I would like if someone could clarify this issue for me:
When dealing with a current $I$ running in a loop with radius $R$ and looking for the magnetic field in the middle of the loop.
By using Ampere's law, I know that the current $I$ runs through a loop with the same radius $R$, we get that:
$$\oint_c\vec{B} \cdot d\vec{l} = \mu_0 I_{enc} $$
$$B= \frac{\mu_0 I}{2\pi R}$$
and when using Biot–Savart we get that
$$d\vec{l} \cdot \vec{r} = |d\vec{l}||\vec{r}|\sin(\frac{\pi}{2})$$ obtaining:
$$B = \frac{\mu_0 I}{2R}$$
Which is not the same result as with Ampere's law.
I obviously miss something, maybe I can't use Ampere's law?
Anyway, if someone could help me out here I would really appreciate it.
Thanks.
Best Answer
The Biot Savart law is
$${\bf B} = \frac{\mu_0}{4\pi} \oint \frac{ I\, d{\bf l} \times {\bf r}}{|{\bf r}|^3}$$
In this case $d{\bf l} \times {\bf r} = dl\,|r|$ directed along the loop axis and integrating around the closed loop leads to a B-field magnitude $ B = \mu_0\, I/2R$ as you suggest.
However, I think there is a problem with your application of Ampere's law. This is that $$ \oint {\bf B} \cdot d{\bf l} = \mu_0 I\, ,$$ where I is the current enclosed by the closed loop around which you do the line integral on the LHS.

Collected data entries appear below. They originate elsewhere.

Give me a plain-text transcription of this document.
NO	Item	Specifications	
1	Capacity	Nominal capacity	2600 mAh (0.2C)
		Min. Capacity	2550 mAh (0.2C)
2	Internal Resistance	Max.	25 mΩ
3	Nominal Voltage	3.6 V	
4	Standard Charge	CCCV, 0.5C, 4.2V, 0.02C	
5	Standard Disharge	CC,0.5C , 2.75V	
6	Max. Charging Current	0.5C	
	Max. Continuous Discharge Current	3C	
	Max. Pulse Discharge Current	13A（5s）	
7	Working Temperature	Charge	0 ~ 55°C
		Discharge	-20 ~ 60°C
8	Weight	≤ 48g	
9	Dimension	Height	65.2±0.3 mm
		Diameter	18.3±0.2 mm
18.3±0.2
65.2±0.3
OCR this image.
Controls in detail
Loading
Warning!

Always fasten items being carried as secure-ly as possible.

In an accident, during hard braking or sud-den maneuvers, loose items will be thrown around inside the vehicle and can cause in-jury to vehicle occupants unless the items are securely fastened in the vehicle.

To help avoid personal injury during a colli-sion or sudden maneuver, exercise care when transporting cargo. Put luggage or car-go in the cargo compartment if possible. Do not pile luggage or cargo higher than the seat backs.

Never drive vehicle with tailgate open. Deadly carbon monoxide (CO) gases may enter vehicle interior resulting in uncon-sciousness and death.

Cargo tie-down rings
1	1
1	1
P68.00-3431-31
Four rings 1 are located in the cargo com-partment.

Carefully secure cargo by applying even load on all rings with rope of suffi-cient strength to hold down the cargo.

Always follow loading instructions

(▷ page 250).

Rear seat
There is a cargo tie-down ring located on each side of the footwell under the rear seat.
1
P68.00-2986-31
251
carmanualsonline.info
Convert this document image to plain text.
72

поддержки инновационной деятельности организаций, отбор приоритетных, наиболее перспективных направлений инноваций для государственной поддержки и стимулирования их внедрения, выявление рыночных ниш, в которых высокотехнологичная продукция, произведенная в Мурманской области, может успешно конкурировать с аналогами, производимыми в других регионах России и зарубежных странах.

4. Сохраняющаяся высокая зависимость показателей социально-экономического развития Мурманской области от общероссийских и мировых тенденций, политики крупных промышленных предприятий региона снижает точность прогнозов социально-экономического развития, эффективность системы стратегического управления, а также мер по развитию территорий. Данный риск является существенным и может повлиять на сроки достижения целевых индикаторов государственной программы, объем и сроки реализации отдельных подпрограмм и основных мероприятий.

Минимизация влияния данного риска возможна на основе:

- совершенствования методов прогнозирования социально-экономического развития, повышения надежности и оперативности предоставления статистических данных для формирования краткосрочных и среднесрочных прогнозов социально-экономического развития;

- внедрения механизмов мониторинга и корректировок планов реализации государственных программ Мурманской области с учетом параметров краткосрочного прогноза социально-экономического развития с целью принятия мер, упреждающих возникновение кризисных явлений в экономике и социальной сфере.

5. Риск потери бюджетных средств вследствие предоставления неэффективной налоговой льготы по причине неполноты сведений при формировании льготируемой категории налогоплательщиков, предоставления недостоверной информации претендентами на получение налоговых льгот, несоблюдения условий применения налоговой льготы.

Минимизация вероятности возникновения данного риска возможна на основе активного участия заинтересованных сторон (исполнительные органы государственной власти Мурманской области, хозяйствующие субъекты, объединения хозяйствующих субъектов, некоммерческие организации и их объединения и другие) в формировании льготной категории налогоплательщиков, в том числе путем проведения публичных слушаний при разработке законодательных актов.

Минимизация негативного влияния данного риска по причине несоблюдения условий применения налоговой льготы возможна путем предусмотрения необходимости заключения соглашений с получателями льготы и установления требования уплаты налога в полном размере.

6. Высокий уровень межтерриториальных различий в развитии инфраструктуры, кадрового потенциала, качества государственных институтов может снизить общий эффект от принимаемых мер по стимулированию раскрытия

Usually, to apply Ampere's law, you choose a loop to integrate over that has either a constant B-field, and/or with a direction that is either parallel or perpendicular to $d{\bf l}$ (so that the scalar product and/or line integral are much simplified). What loop have you done your integral around? Is the B-field constant along this path? I don't think so...